Kati Migliaccio worked for a decade at the UF/Institute of Food and Agricultural Sciences Tropical Research and Education Center in Homestead.

She’s attuned to the specific technology needs of the local agricultural community, one of the state’s most productive.

Migliaccio and her team have worked on smartphone apps and soil sensors that advise avocado and papaya growers when to irrigate and when they can save money (and water) by shutting off the tap.

Sometimes too much irrigation comes from the sky, causing flooding that ruins crops.

So Migliaccio’s team has also sunk wells in groves and vegetable fields to get the subterranean data needed to figure out how to manage too much of what is usually a good thing.

Migliaccio’s job as the UF/IFAS engineering leader is to bring the future to farmers faster. Her success will be essential to Florida agriculture.

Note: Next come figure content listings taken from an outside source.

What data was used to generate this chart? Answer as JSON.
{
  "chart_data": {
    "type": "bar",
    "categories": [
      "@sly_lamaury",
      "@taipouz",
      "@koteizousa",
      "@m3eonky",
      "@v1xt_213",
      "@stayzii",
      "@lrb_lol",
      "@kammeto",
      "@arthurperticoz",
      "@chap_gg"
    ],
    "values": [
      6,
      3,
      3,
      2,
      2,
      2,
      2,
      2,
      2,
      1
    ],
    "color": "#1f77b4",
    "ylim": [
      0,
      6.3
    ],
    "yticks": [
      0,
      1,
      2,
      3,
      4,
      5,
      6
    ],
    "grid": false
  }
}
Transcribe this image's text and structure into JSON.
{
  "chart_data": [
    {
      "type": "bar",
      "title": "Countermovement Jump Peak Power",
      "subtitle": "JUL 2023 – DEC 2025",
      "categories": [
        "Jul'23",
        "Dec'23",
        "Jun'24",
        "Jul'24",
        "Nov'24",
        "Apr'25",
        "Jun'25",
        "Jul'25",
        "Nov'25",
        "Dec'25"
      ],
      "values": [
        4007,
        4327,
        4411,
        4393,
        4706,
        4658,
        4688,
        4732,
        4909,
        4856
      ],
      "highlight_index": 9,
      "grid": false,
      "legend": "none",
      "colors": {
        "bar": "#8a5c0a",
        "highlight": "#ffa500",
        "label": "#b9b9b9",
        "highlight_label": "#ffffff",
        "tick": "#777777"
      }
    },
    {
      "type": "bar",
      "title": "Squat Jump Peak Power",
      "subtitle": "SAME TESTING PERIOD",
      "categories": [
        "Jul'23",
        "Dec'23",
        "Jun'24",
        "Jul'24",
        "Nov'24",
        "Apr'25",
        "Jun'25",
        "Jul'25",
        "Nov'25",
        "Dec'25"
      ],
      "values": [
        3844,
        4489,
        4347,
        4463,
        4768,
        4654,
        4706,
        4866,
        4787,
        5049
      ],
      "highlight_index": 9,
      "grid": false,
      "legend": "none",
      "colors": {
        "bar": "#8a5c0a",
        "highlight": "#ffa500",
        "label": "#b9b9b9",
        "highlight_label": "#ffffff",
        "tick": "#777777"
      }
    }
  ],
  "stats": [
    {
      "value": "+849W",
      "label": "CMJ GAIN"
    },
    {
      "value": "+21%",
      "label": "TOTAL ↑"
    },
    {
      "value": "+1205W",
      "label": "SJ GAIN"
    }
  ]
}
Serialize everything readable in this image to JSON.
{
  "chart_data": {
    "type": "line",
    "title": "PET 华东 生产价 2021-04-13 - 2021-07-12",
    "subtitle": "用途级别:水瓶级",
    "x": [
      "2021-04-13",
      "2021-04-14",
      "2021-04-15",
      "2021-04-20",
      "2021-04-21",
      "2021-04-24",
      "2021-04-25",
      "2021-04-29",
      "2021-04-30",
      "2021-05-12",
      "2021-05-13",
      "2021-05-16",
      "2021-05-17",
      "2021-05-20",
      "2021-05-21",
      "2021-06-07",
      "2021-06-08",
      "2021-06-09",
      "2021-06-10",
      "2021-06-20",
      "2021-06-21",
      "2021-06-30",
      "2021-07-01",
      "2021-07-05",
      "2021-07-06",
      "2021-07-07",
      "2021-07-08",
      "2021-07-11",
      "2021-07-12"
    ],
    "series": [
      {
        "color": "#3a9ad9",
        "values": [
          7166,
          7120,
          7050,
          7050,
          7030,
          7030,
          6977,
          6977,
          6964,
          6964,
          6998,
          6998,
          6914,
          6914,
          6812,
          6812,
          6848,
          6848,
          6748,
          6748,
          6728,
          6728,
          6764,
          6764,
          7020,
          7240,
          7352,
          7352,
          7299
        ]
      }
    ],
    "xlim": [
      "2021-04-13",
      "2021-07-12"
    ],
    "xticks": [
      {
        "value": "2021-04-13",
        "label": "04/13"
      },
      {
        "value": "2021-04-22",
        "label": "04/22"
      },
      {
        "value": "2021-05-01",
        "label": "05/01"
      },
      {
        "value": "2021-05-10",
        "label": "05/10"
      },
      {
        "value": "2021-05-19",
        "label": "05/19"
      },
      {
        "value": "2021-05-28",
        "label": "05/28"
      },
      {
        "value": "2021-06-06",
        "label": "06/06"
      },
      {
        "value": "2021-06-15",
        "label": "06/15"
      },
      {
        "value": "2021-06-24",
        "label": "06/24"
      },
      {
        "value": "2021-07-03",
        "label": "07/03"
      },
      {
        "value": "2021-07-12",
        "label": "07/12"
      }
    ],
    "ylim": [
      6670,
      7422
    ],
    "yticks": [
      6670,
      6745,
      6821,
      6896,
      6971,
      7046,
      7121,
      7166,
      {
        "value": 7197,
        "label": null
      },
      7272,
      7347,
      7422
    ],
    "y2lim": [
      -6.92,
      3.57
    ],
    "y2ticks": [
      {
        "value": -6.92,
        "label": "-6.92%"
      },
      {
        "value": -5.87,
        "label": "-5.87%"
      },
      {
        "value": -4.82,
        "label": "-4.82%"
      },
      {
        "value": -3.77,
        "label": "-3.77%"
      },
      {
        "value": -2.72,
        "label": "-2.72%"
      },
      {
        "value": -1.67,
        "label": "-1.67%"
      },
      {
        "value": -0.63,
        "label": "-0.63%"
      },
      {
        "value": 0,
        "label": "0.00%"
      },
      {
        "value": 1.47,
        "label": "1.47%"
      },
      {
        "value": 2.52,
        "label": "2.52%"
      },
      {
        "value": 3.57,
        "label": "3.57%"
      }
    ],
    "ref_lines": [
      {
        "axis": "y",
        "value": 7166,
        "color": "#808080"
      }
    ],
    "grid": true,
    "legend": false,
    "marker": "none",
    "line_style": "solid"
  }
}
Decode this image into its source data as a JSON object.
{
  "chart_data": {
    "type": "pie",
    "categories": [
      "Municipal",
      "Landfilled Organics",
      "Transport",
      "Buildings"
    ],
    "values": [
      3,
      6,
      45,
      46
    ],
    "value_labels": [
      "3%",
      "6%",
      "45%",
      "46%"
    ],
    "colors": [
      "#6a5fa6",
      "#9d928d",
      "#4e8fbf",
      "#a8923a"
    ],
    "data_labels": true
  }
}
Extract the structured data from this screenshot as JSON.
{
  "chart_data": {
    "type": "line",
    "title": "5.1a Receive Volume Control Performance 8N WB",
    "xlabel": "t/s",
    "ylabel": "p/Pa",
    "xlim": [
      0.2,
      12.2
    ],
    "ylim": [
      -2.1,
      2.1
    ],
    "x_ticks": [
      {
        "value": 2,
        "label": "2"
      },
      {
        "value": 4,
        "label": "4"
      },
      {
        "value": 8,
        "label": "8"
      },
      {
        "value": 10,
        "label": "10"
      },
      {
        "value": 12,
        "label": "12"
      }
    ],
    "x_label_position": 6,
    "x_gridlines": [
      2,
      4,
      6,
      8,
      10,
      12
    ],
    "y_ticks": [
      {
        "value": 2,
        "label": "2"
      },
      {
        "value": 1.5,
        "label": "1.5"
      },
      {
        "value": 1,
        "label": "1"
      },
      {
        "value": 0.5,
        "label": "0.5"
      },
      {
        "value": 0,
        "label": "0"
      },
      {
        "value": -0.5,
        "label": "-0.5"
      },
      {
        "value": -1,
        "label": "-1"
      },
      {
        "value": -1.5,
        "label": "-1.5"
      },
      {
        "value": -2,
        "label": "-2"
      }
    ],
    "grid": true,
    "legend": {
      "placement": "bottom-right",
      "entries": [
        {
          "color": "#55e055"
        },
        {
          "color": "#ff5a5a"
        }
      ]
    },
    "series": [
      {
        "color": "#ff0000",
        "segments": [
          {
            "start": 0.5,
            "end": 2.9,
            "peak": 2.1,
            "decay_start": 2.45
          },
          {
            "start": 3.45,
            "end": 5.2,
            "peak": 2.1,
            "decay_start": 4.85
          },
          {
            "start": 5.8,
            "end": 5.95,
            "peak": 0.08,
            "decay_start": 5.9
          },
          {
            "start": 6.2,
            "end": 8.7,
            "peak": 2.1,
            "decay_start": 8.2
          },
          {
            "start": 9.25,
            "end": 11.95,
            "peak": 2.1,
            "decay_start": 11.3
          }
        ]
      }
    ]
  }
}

Agricultural technology is as important as ever.

Already foreigners have a whole lot of control over your fruits and veggies.

More than 95 percent of our asparagus is imported.

So are most of the blackberries, peppers and tomatoes consumed by Americans.

Florida fields are harvested almost entirely by immigrant labor.

That’s not a bad thing. Market forces give us the best price in the produce aisle.

But if we don’t stay competitive in agriculture internationally, we risk becoming too dependent on other nations’ food.

What keeps us in the game is innovation.

That’s where the gizmos and gadgets come in.

And a land-grant university’s mission is to put those tools and the know-how to use them into the heads and hands of Floridians.

Miami-Dade Water & Sewer funded work by a team that included Migliaccio to investigate how to save local homeowners money by reducing how often they water their lawns and landscaping.

Migliaccio has walked in Wayne Worthley’s avocado grove in Homestead to get his input to perfect the avocado app.

She’s a scientist who has the customer in mind. Her direct customer is the grower.

Her indirect customer is the person who ultimately buys the fruit – you.

Right now your food is on the brink of the kind of change that came to your music 30 years ago. Remember vinyl? How about cassettes? Within 10 years of its introduction, the compact disc passed records and tapes in sales.

Florida farmers need to get mp3s years ahead of their competitors to offset and override the other market forces that make some foreign produce so cheap.

Technology isn’t the only way to give Florida an edge, but it will have to be in the mix to keep fresh-from-Florida food on your plate, your neighbors employed in food production, and green spaces in South Florida instead of more pavement.

Public science serves the public. In this case, it supports an agriculture, natural resources, and food industry that employs nearly 200,000 people in Miami-Dade and accounts for $19.5 billion in annual sales.

Jack Payne is the University of Florida’s senior vice president for agriculture and natural resources and leader of the Institute of Food and Agricultural Sciences.